2. Next, sign into your RunPod cloud console and generate a new API Key with Read/Write permissions; insert this key into the secure connection module below.
3. Finally, ask your agent to perform an action, like 'List all active GPU pods and point out any that are sitting idle without active usage.'

## Frequently Asked Questions

**How do I use the RunPod MCP to provision hardware?**
You instruct your agent using `create_pod`. You'll need to specify the name you want for the pod, the GPU type, and the Docker image. The agent handles building the instance for you.

**Can I use RunPod MCP to stop a running pod?**
Yes. If you need to halt an expensive running pod immediately, just ask your agent to run `stop_pod` with the specific ID. This is key for controlling costs.

**Does RunPod MCP list all my templates?**
Absolutely. Use the `list_templates` tool name to see every saved pod template you have configured, helping you reuse successful setups quickly.

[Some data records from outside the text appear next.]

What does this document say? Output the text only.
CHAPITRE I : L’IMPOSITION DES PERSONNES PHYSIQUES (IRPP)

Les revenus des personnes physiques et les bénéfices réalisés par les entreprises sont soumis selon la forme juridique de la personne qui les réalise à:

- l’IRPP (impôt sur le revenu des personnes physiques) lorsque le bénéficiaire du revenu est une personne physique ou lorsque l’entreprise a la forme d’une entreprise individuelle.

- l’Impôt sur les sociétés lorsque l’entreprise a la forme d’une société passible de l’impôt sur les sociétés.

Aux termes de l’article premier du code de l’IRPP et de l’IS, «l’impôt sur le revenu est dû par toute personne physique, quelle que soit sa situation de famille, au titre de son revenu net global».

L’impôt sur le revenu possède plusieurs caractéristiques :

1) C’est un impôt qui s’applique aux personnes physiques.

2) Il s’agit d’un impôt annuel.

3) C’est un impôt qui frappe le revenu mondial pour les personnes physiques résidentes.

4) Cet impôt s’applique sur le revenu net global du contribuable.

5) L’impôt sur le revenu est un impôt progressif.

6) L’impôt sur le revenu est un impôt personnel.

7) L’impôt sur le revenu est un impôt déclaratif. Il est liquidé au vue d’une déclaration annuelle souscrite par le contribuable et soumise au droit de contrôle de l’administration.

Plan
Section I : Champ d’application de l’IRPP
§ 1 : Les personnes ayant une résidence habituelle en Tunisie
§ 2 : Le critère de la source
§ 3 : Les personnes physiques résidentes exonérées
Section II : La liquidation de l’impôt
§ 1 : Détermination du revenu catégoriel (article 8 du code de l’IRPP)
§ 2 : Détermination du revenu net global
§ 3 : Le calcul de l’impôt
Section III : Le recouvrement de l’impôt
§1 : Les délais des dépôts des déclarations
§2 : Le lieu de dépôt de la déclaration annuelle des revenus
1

**What if I need a different type of GPU? How do I find it using RunPod MCP?**
You can check all available options by running `list_gpu_types`. This gives you the definitive list of hardware types that your agent can use for provisioning.

**Is RunPod MCP only good for LLMs?**
No. While great for LLMs, it handles all computational workloads—from general ML training to running any containerized inference application via `list_endpoints`.